我知道沈雪櫻是在撒謊,可是卻是禁不住他死纏爛打就把錢借給了他,但誰曾能料想但真相竟然是這樣?

我身為將軍之女,自是不缺錢,更何況我是他們的遺孤?只是我的身世,除了當今的皇上、我和師父之外,再無其他人知曉。

只要我一點頭,就可以在這個女子可為官的朝代襲承將軍一職。但是我不願意離開,我只想呆在這兒,每天遠遠地望上他一眼,就心滿意足。

我想到當初顧子侓借到錢時那歡喜的模樣,只覺得十分悲哀。
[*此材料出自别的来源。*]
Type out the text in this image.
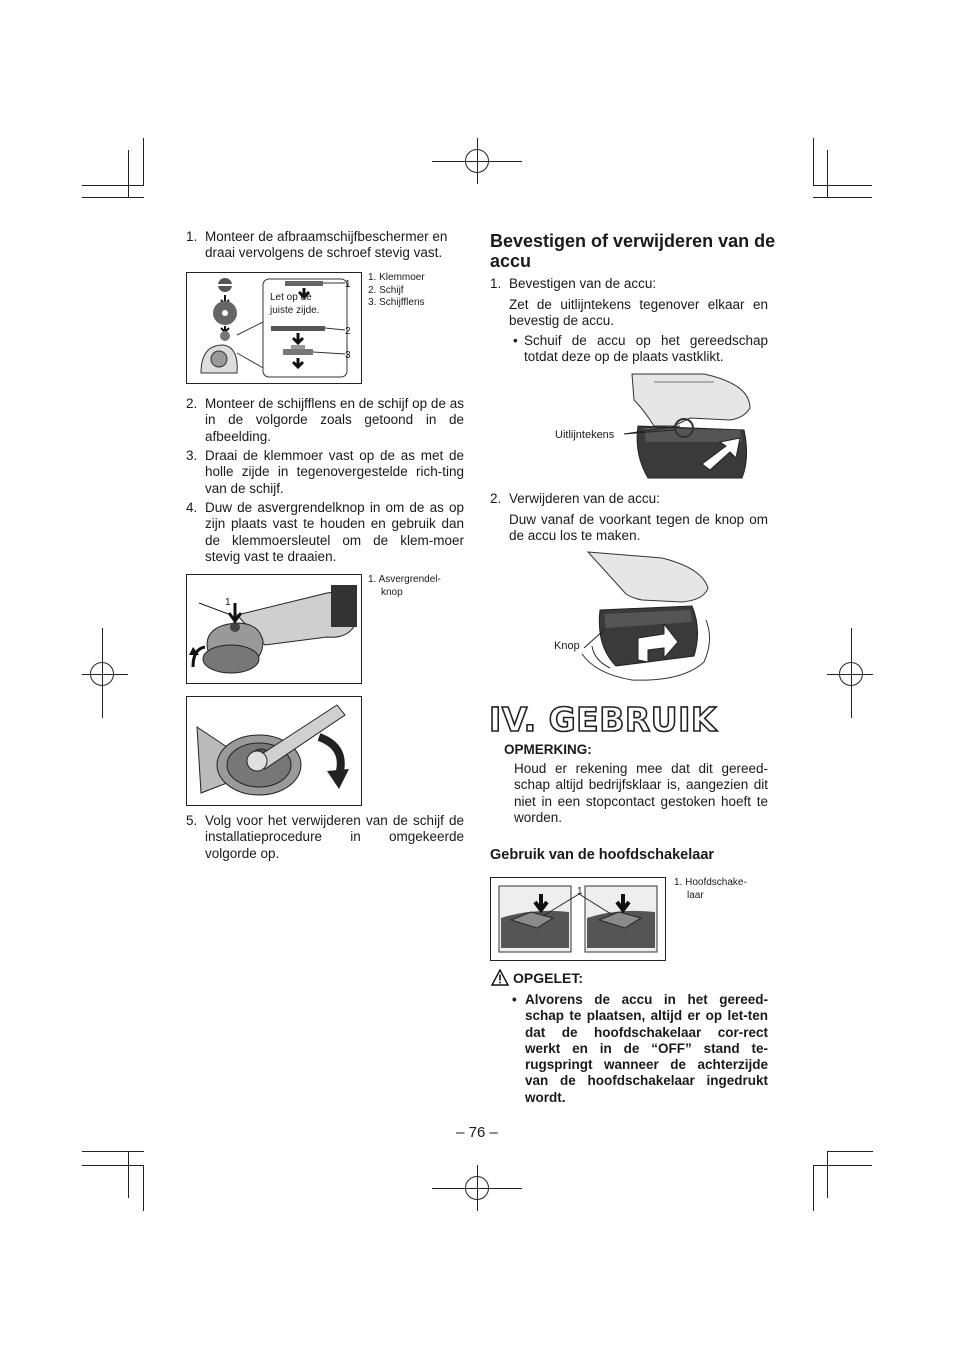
1. Monteer de afbraamschijfbeschermer en draai vervolgens de schroef stevig vast.
Let op de juiste zijde.
1
2
3
1. Klemmoer
2. Schijf
3. Schijfflens
2. Monteer de schijfflens en de schijf op de as in de volgorde zoals getoond in de afbeelding.
3. Draai de klemmoer vast op de as met de holle zijde in tegenovergestelde rich-ting van de schijf.
4. Duw de asvergrendelknop in om de as op zijn plaats vast te houden en gebruik dan de klemmoersleutel om de klem-moer stevig vast te draaien.
1
1. Asvergrendel-
knop
5. Volg voor het verwijderen van de schijf de installatieprocedure in omgekeerde volgorde op.
Bevestigen of verwijderen van de accu
1. Bevestigen van de accu:
Zet de uitlijntekens tegenover elkaar en bevestig de accu.
• Schuif de accu op het gereedschap totdat deze op de plaats vastklikt.
Uitlijntekens
2. Verwijderen van de accu:
Duw vanaf de voorkant tegen de knop om de accu los te maken.
Knop
IV. GEBRUIK
OPMERKING:
Houd er rekening mee dat dit gereed-schap altijd bedrijfsklaar is, aangezien dit niet in een stopcontact gestoken hoeft te worden.
Gebruik van de hoofdschakelaar
1
1. Hoofdschake-
laar
OPGELET:
• Alvorens de accu in het gereed-schap te plaatsen, altijd er op let-ten dat de hoofdschakelaar cor-rect werkt en in de “OFF” stand te-rugspringt wanneer de achterzijde van de hoofdschakelaar ingedrukt wordt.
– 76 –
顧子律為了她,甘願做一枚棋子,而現在,竟還要做個刀下魂。

但我知道顧子律他也不會因為這樣就放手,他只會安靜地去死,以求她的歡欣。

他什麽都好,就是太犟太愛鉆牛角尖了,他固執到你簡直想將他吊起來打一頓。

可是我不能這樣做,也舍不得這樣做。如果真的有人要傷害他,我仍然會先要了那個人的命。

他們對顧子律這樣也就罷了,但他們竟然還想要屠城,簡直罪無可恕!

我怒氣橫生,用內力一腳踹開門,二話不說就沖上去挑斷了任東池的手腳筋,廢了他的武功,然後招出影衛把他帶了下去,以刑以供。

我面無表情地看著沈雪櫻那花容失色的臉,揮手就是一劍,但是卻被忽然出現的顧子律擋住,他那滿眼的恨意,令我不寒而栗。可是我並沒有錯,也不會茍且而退。

“淺詩墨,我原本以為你只是頑劣,卻沒有想到你竟然如此地惡毒!”

我盯著他那張滿是失望痛恨的臉,冷冷地說:“如果我是惡毒的人,那麽她就是傳說中的蛇蠍毒婦。這等陰狠的人,今天非死不可!”

我傲然地望著顧子律,而沈雪櫻則趁機演起了苦肉戲,哭得十分狠,楚楚可憐的模樣令人揪心,可是我卻覺得很惡心,也覺得我很可悲。

“你若是想傷雪兒,就先殺了我吧。”

我搖搖頭,憐憫地看著他。

但他卻不願再看我一眼,一掌把我打出門外,冷冷地說:“淺詩墨,我說過,休怪我不顧同門情誼。”